Berman was the mother of author and illustrator Maira Kalman and the grandmother of curator and designer Alex Kalman, who together re-created a most intimate space as an exhibit titled “Sara Berman’s Closet,” on view at the Skirball Cultural Center through March 10.

The exhibition coincides with the release of a book by the same name, featuring original text by the Kalmans and illustrations by Maira. Twelve original paintings from the book will be displayed alongside the installation.

“It was never about being overly fastidious. It was about a love of beautiful things,” Maira said of her mother’s immaculate boudoir. “That was part of Sara’s persona, and when she died we stood in her closet and said, ‘This should be an exhibit.’ ”

Ten years later the Kalmans opened the first incarnation of the installation at Mmuseumm, Alex’s Tribeca space — a freight-elevator shaft in a graffiti-ridden alley. It was a token of the richness of city life left for passersby to stumble upon and wonder about. There was little context. A plaque invited those intrigued by the humble, tidy closet to call a number to hear more about what they were seeing.

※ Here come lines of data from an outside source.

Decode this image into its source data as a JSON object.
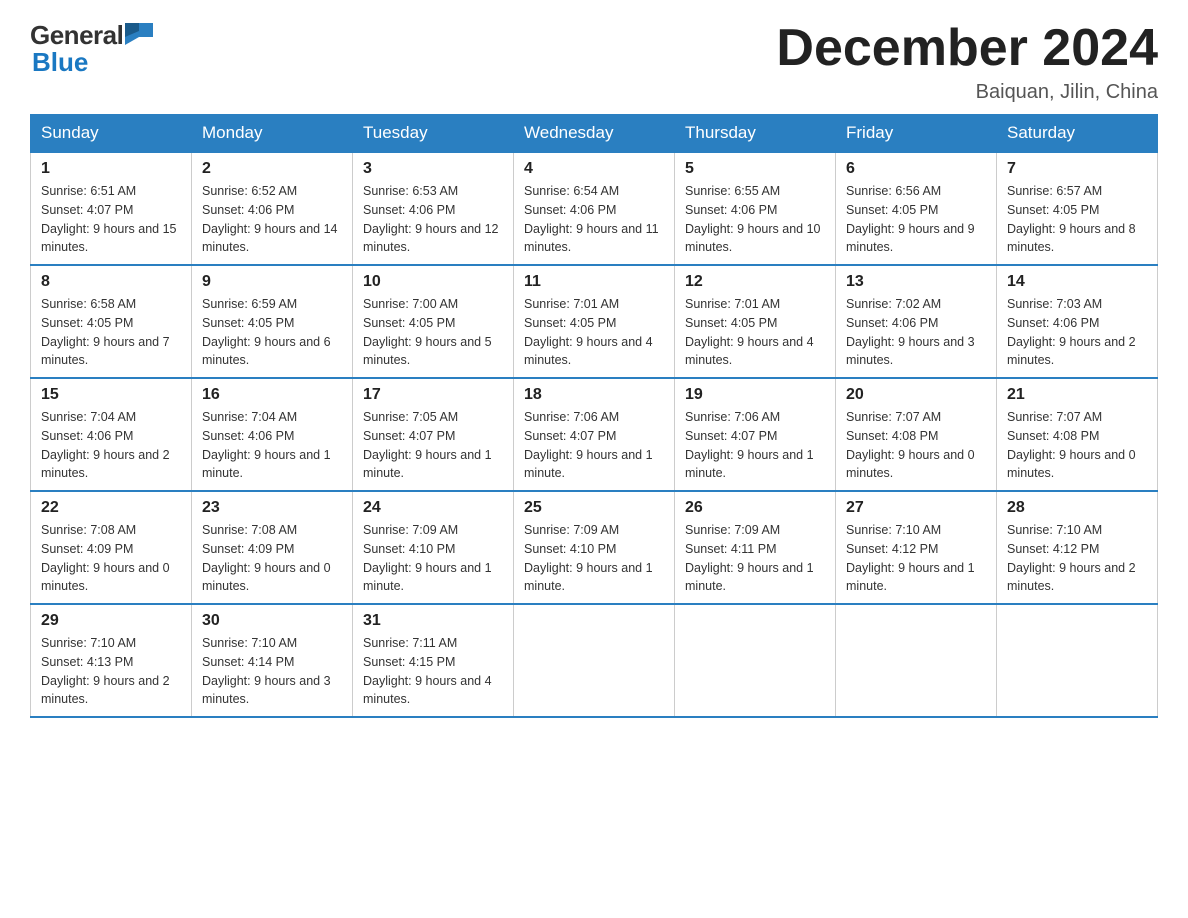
{
  "logo": {
    "general": "General",
    "blue": "Blue"
  },
  "header": {
    "month": "December 2024",
    "location": "Baiquan, Jilin, China"
  },
  "weekdays": [
    "Sunday",
    "Monday",
    "Tuesday",
    "Wednesday",
    "Thursday",
    "Friday",
    "Saturday"
  ],
  "weeks": [
    [
      {
        "day": "1",
        "sunrise": "6:51 AM",
        "sunset": "4:07 PM",
        "daylight": "9 hours and 15 minutes."
      },
      {
        "day": "2",
        "sunrise": "6:52 AM",
        "sunset": "4:06 PM",
        "daylight": "9 hours and 14 minutes."
      },
      {
        "day": "3",
        "sunrise": "6:53 AM",
        "sunset": "4:06 PM",
        "daylight": "9 hours and 12 minutes."
      },
      {
        "day": "4",
        "sunrise": "6:54 AM",
        "sunset": "4:06 PM",
        "daylight": "9 hours and 11 minutes."
      },
      {
        "day": "5",
        "sunrise": "6:55 AM",
        "sunset": "4:06 PM",
        "daylight": "9 hours and 10 minutes."
      },
      {
        "day": "6",
        "sunrise": "6:56 AM",
        "sunset": "4:05 PM",
        "daylight": "9 hours and 9 minutes."
      },
      {
        "day": "7",
        "sunrise": "6:57 AM",
        "sunset": "4:05 PM",
        "daylight": "9 hours and 8 minutes."
      }
    ],
    [
      {
        "day": "8",
        "sunrise": "6:58 AM",
        "sunset": "4:05 PM",
        "daylight": "9 hours and 7 minutes."
      },
      {
        "day": "9",
        "sunrise": "6:59 AM",
        "sunset": "4:05 PM",
        "daylight": "9 hours and 6 minutes."
      },
      {
        "day": "10",
        "sunrise": "7:00 AM",
        "sunset": "4:05 PM",
        "daylight": "9 hours and 5 minutes."
      },
      {
        "day": "11",
        "sunrise": "7:01 AM",
        "sunset": "4:05 PM",
        "daylight": "9 hours and 4 minutes."
      },
      {
        "day": "12",
        "sunrise": "7:01 AM",
        "sunset": "4:05 PM",
        "daylight": "9 hours and 4 minutes."
      },
      {
        "day": "13",
        "sunrise": "7:02 AM",
        "sunset": "4:06 PM",
        "daylight": "9 hours and 3 minutes."
      },
      {
        "day": "14",
        "sunrise": "7:03 AM",
        "sunset": "4:06 PM",
        "daylight": "9 hours and 2 minutes."
      }
    ],
    [
      {
        "day": "15",
        "sunrise": "7:04 AM",
        "sunset": "4:06 PM",
        "daylight": "9 hours and 2 minutes."
      },
      {
        "day": "16",
        "sunrise": "7:04 AM",
        "sunset": "4:06 PM",
        "daylight": "9 hours and 1 minute."
      },
      {
        "day": "17",
        "sunrise": "7:05 AM",
        "sunset": "4:07 PM",
        "daylight": "9 hours and 1 minute."
      },
      {
        "day": "18",
        "sunrise": "7:06 AM",
        "sunset": "4:07 PM",
        "daylight": "9 hours and 1 minute."
      },
      {
        "day": "19",
        "sunrise": "7:06 AM",
        "sunset": "4:07 PM",
        "daylight": "9 hours and 1 minute."
      },
      {
        "day": "20",
        "sunrise": "7:07 AM",
        "sunset": "4:08 PM",
        "daylight": "9 hours and 0 minutes."
      },
      {
        "day": "21",
        "sunrise": "7:07 AM",
        "sunset": "4:08 PM",
        "daylight": "9 hours and 0 minutes."
      }
    ],
    [
      {
        "day": "22",
        "sunrise": "7:08 AM",
        "sunset": "4:09 PM",
        "daylight": "9 hours and 0 minutes."
      },
      {
        "day": "23",
        "sunrise": "7:08 AM",
        "sunset": "4:09 PM",
        "daylight": "9 hours and 0 minutes."
      },
      {
        "day": "24",
        "sunrise": "7:09 AM",
        "sunset": "4:10 PM",
        "daylight": "9 hours and 1 minute."
      },
      {
        "day": "25",
        "sunrise": "7:09 AM",
        "sunset": "4:10 PM",
        "daylight": "9 hours and 1 minute."
      },
      {
        "day": "26",
        "sunrise": "7:09 AM",
        "sunset": "4:11 PM",
        "daylight": "9 hours and 1 minute."
      },
      {
        "day": "27",
        "sunrise": "7:10 AM",
        "sunset": "4:12 PM",
        "daylight": "9 hours and 1 minute."
      },
      {
        "day": "28",
        "sunrise": "7:10 AM",
        "sunset": "4:12 PM",
        "daylight": "9 hours and 2 minutes."
      }
    ],
    [
      {
        "day": "29",
        "sunrise": "7:10 AM",
        "sunset": "4:13 PM",
        "daylight": "9 hours and 2 minutes."
      },
      {
        "day": "30",
        "sunrise": "7:10 AM",
        "sunset": "4:14 PM",
        "daylight": "9 hours and 3 minutes."
      },
      {
        "day": "31",
        "sunrise": "7:11 AM",
        "sunset": "4:15 PM",
        "daylight": "9 hours and 4 minutes."
      },
      null,
      null,
      null,
      null
    ]
  ],
  "labels": {
    "sunrise": "Sunrise:",
    "sunset": "Sunset:",
    "daylight": "Daylight:"
  }
}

It wasn’t just a re-creation of one woman’s closet. It was a testament to the power of an individual life. It was a monument to freedom and self-expression, a paean to feminism and a meditation on what makes us human, how we cope with adversity and the ways in which we persevere.

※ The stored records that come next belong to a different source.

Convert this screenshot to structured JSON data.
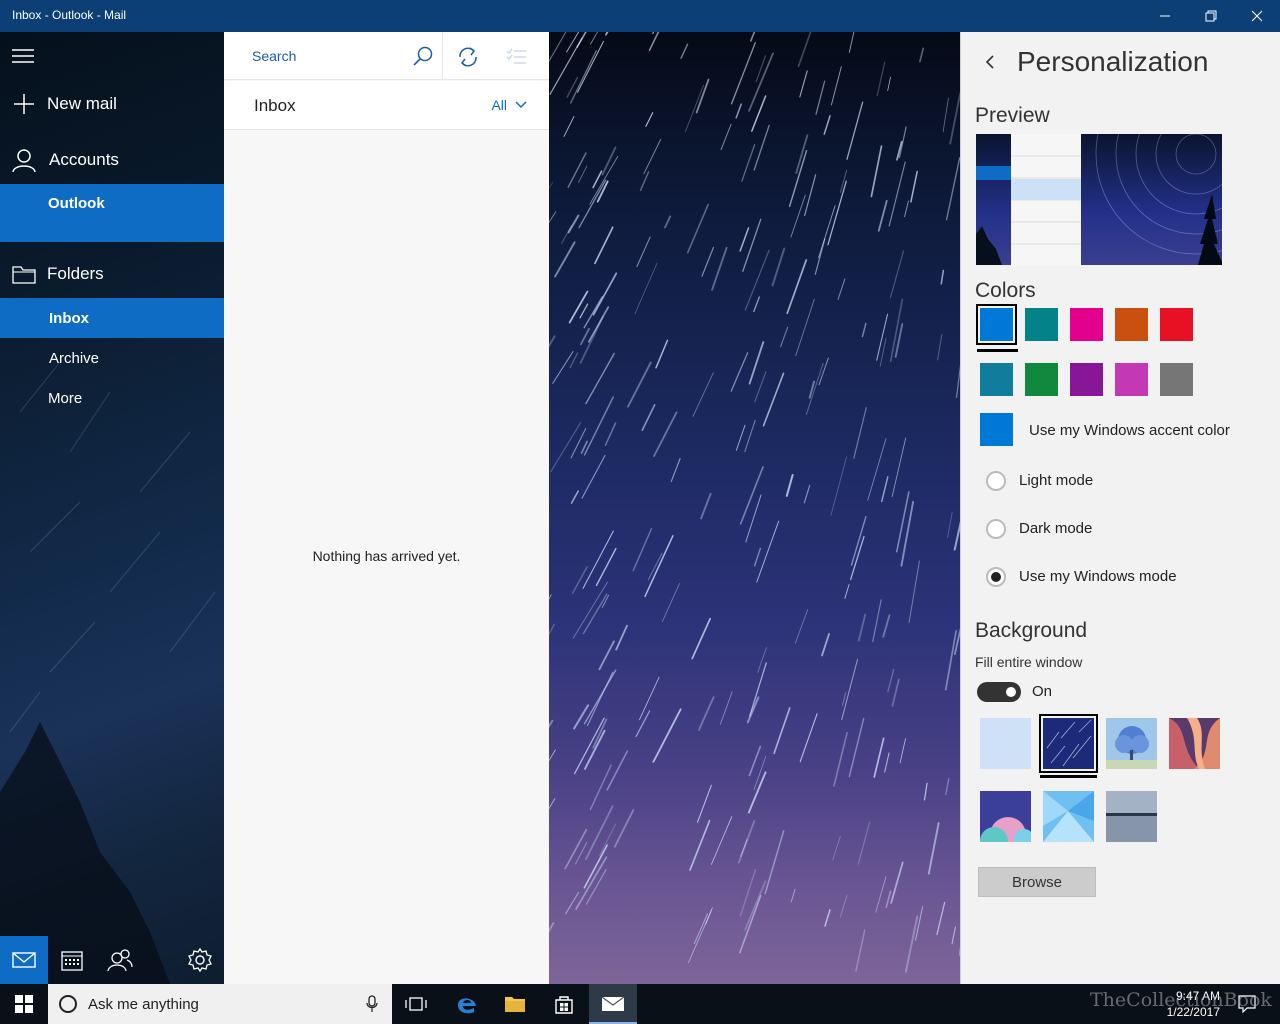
{
  "window": {
    "title": "Inbox - Outlook - Mail"
  },
  "nav": {
    "new_mail": "New mail",
    "accounts": "Accounts",
    "account_name": "Outlook",
    "folders": "Folders",
    "folder_items": [
      "Inbox",
      "Archive",
      "More"
    ]
  },
  "list": {
    "search_placeholder": "Search",
    "folder_title": "Inbox",
    "filter": "All",
    "empty_message": "Nothing has arrived yet."
  },
  "personalization": {
    "title": "Personalization",
    "preview_heading": "Preview",
    "colors_heading": "Colors",
    "colors": [
      "#0078d7",
      "#038387",
      "#e3008c",
      "#ca5010",
      "#e81123",
      "#0f7d9b",
      "#10893e",
      "#881798",
      "#c239b3",
      "#767676"
    ],
    "selected_color": "#0078d7",
    "accent_label": "Use my Windows accent color",
    "modes": [
      "Light mode",
      "Dark mode",
      "Use my Windows mode"
    ],
    "selected_mode": "Use my Windows mode",
    "background_heading": "Background",
    "fill_label": "Fill entire window",
    "fill_state": "On",
    "browse_label": "Browse"
  },
  "taskbar": {
    "search_text": "Ask me anything",
    "time": "9:47 AM",
    "date": "1/22/2017"
  },
  "watermark": "TheCollectionBook",
  "colors": {
    "title_bar": "#0b3f76",
    "accent": "#0e6cc4"
  }
}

People found the installation mesmerizing, Alex said by phone, precisely because it had been a real closet and not a premeditated work of art. Had it been created by artists as an artistic statement, it wouldn’t be nearly as interesting, he said.

When the installation closed at Mmuseumm, it made the auspicious leap — much to the Kalmans’ amazement — to the American Wing of the Metropolitan Museum of Art, where it was placed adjacent to another period piece: the elaborate dressing room of the richest woman in late-19th century America, Arabella Worsham, a Southern belle who married railroad magnate Collis Huntington.

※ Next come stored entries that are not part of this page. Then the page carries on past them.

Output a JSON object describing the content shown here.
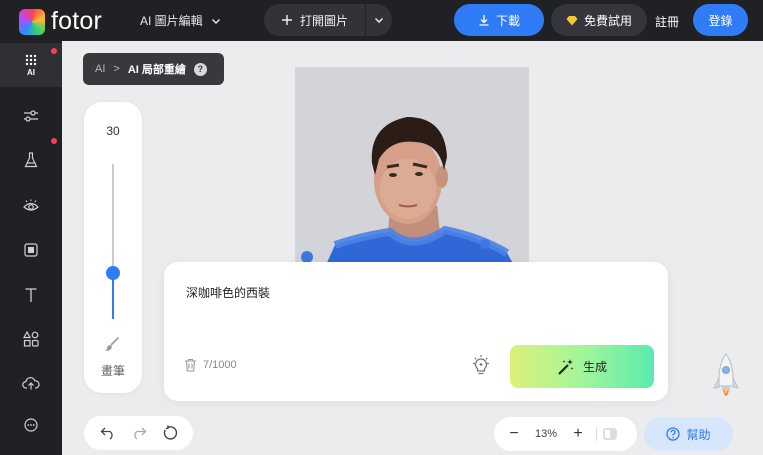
{
  "topbar": {
    "logo_text": "fotor",
    "menu_ai": "AI 圖片編輯",
    "open_image": "打開圖片",
    "download": "下載",
    "free_trial": "免費試用",
    "register": "註冊",
    "login": "登錄"
  },
  "sidebar": {
    "items": [
      {
        "label": "AI",
        "icon": "apps-grid-icon"
      },
      {
        "icon": "sliders-icon"
      },
      {
        "icon": "flask-icon"
      },
      {
        "icon": "eye-icon"
      },
      {
        "icon": "frame-icon"
      },
      {
        "icon": "text-icon"
      },
      {
        "icon": "shapes-icon"
      },
      {
        "icon": "cloud-upload-icon"
      },
      {
        "icon": "more-icon"
      }
    ]
  },
  "breadcrumb": {
    "root": "AI",
    "separator": ">",
    "current": "AI 局部重繪",
    "help": "?"
  },
  "brush": {
    "size": "30",
    "label": "畫筆",
    "level_fraction": 0.7
  },
  "prompt": {
    "text": "深咖啡色的西裝",
    "counter": "7/1000",
    "generate": "生成"
  },
  "zoom": {
    "minus": "−",
    "value": "13%",
    "plus": "+"
  },
  "help_button": "幫助",
  "colors": {
    "accent": "#2f7cf6",
    "topbar": "#202124",
    "mask": "#3a6fd8"
  }
}
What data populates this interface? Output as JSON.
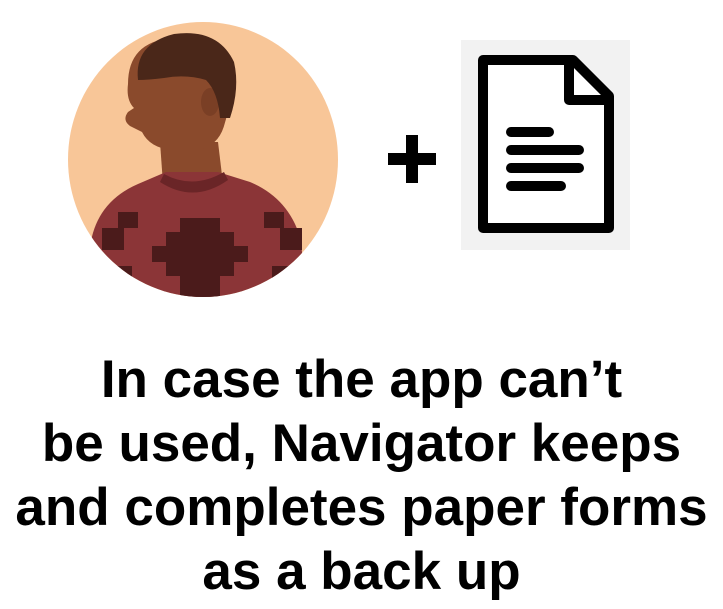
{
  "icons": {
    "avatar": "person-avatar-icon",
    "plus": "plus-icon",
    "document": "paper-form-icon"
  },
  "colors": {
    "avatar_bg": "#f8c698",
    "skin": "#8a4a2c",
    "hair": "#4a2719",
    "sweater": "#8b3537",
    "sweater_pattern": "#4b1b1b",
    "doc_tile_bg": "#f2f2f2",
    "ink": "#000000"
  },
  "caption": {
    "lines": [
      "In case the app can’t",
      "be used, Navigator keeps",
      "and completes paper forms",
      "as a back up"
    ]
  }
}
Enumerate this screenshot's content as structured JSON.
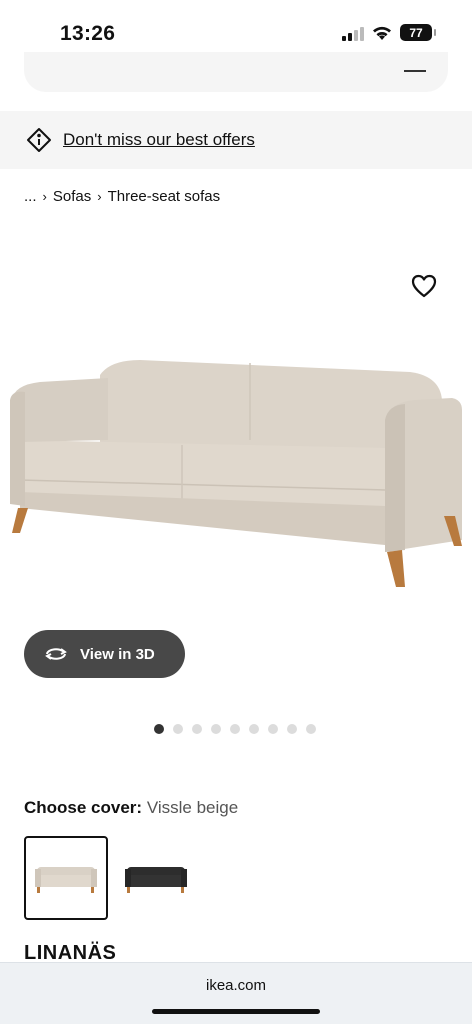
{
  "status": {
    "time": "13:26",
    "battery": "77"
  },
  "offer": {
    "text": "Don't miss our best offers"
  },
  "breadcrumb": {
    "ellipsis": "...",
    "items": [
      "Sofas",
      "Three-seat sofas"
    ]
  },
  "view3d": {
    "label": "View in 3D"
  },
  "carousel": {
    "count": 9,
    "active": 1
  },
  "cover": {
    "label": "Choose cover:",
    "value": "Vissle beige",
    "options": [
      "Vissle beige",
      "dark grey"
    ]
  },
  "product": {
    "name": "LINANÄS"
  },
  "browser": {
    "url": "ikea.com"
  },
  "colors": {
    "beige": "#d9d1c6",
    "wood": "#b87a3e",
    "dark": "#2d2d2d"
  }
}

The juxtaposition of unimaginable wealth and luxury with self-imposed austerity and restraint might have looked odd at first glance, Maira said, but it actually made quite a bit of sense. Both women were extremely powerful, just in different ways.

Berman found power in deeply personal choices. Born in Belarus in 1920, Berman lived a fairly idyllic life with her large family, including her favorite sister, Shoshana. The children frolicked in forests of wild blueberries, ate cake, and sang and danced to their hearts’ delight.

When Berman was 12, her family moved to Palestine, where she grew into a ravishing young woman. Despite what the Kalmans describe in the book as “terrible misgivings,” she married, moved to New York and had two daughters, including Maira.

It was not a happy marriage, and when the daughters grew up, the couple returned to Tel Aviv. Then, at age 60, Berman took a single suitcase and left her husband. She returned to New York City and found a small studio apartment in Greenwich Village. This, Maira said, was Berman’s liberation.

She thrived as a single woman in the city. She developed habits and joys all her own. She loved Fred Astaire, devoured autobiographies, regularly visited the Museum of Modern Art, ate herring and watched “Jeopardy” every night.

At some point, in what the book calls a “burst of personal expression,” Berman decided to wear only white. The clothes she kept from then on are the ones that can be found in the installation bearing her name.

The Kalmans are clearly a close family, and their love of Berman is palpable.

Their installation, however, is not sentimental.

“This is not a shrine,” said Maira, adding that although it is heartfelt and has quite a bit of emotional content, it is meant to be forward-thinking and inventive.

Alex agreed. The purpose of the installation, he said, is to elevate Berman’s life story into a set of values that people can connect to or find meaning in.

“It was just how she was living her life, and that is also what is so powerful about it,” he said. “It’s not coming from a place of self-consciousness or public presentation.”

Then there is the more personal meaning for the family. Alex and Maira consider “Sara Berman’s Closet” to be the work of three generations.

“It doesn’t feel like Maira and I are making something about Sara because Sara really made it,” he said. “I really feel like it’s a collaboration between Sara, Maira and myself.”

If one ponders the perfectly pressed whites of that diminutive Greenwich Village closet — imagining Berman alone in her apartment carefully starching and pressing her few belongings, thinking of the books she is reading and the glorious visits to the museum she plans to make — one can feel the inspiring resonance of a private life lived to its fullest potential and the remarkable spirit of a woman, who at age 60, finally found peace in a room of her own.